Continuous Improvement: Leadership Commitments

(strategic planning and budgeting, policy, staffing, infrastructure, funding, professional development, recognition and rewards, and sustainability of OER as contributor to advancing equity)

  • Not Present: 
    • No efforts have been made to address Equity and OER through a leadership commitment to continuous improvement in terms of policy, staffing, infrastructure, funding, professional development, recognition and rewards, and sustainability.
  • Beginning: Leadership has stated a public commitment to OER and Equity, and is beginning to address ad hoc attention to several key areas, for example:
    • Limited funding for staffing, infrastructure, faculty incentives, and professional development
    • Student-facing or academic policy, including faculty recognition and rewards
    • Some conversations with institutional stakeholders, including library, student groups, individual departments
  • Emerging: Strategic planning and budgeting is underway to ensure equity-driven continuous improvement in the form of:
    • Establishment of equity goals for OER engagement by student and faculty and staff
    • OER Staffing and infrastructure
    • Professional development for faculty and staff
    • Policy changes to institutionalize OER engagement, including those impacting students, faculty and student governance, faculty tenure and promotion, etc.
    • Leadership-led engagement of institutional stakeholders, including faculty senates, deans, student groups, libraries, student affairs, business affairs, administrators, etc.
    • Leadership evaluation includes attention to progress on OER-Equity goals.

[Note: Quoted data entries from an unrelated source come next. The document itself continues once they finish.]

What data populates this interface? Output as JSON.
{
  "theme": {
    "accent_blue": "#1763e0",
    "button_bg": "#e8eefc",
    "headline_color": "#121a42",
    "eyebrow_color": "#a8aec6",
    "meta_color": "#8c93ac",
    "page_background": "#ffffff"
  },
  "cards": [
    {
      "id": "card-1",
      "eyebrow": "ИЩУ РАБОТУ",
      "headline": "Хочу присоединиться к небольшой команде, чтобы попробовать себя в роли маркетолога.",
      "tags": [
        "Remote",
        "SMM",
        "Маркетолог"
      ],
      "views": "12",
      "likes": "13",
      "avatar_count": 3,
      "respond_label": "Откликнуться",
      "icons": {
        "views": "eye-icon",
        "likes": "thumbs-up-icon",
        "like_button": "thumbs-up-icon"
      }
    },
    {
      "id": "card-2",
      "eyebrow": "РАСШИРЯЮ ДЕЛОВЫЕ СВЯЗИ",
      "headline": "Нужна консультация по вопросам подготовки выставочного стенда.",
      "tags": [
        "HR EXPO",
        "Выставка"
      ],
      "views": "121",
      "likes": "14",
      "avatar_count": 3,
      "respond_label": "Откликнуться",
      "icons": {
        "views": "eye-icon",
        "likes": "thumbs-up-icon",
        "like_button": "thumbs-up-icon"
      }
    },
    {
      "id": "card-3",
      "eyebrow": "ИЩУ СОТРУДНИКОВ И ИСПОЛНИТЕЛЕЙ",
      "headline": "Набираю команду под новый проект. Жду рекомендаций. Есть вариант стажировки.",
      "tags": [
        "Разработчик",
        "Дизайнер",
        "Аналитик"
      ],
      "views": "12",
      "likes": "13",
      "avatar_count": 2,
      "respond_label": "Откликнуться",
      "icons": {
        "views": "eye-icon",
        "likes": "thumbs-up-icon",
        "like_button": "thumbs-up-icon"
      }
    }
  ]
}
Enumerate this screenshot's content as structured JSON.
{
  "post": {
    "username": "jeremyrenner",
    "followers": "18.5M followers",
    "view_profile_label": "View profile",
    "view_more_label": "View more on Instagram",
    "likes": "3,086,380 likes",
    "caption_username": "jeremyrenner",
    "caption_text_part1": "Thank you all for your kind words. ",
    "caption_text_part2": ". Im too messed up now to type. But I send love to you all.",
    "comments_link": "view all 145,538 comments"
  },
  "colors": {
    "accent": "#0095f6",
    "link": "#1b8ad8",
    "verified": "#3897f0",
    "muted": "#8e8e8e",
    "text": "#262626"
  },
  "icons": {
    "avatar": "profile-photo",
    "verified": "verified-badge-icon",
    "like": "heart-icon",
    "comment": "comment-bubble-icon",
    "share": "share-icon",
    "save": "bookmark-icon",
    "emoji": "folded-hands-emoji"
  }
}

    • Solid plan for continuous improvement initiated, but is not deep, pervasive, or consistent
  • Established:
    • Leadership takes responsibility for progress on OER-Equity goals, including student and faculty engagement across disaggregated populations; ROI and budgetary goals; review and updating of policy and practice; and improvements to strategic planning and funding commitments.
    • Leadership is regularly evaluated on progress on OER-Equity goals.
    • Continuous improvement is publicly demonstrated through leadership commitment that is deep, pervasive, consistent, sustainable and scalable.
    • At the same time, recognizing OER culture as a contributor to advancing equity is so institutionalized that it will not be impacted by leadership changes.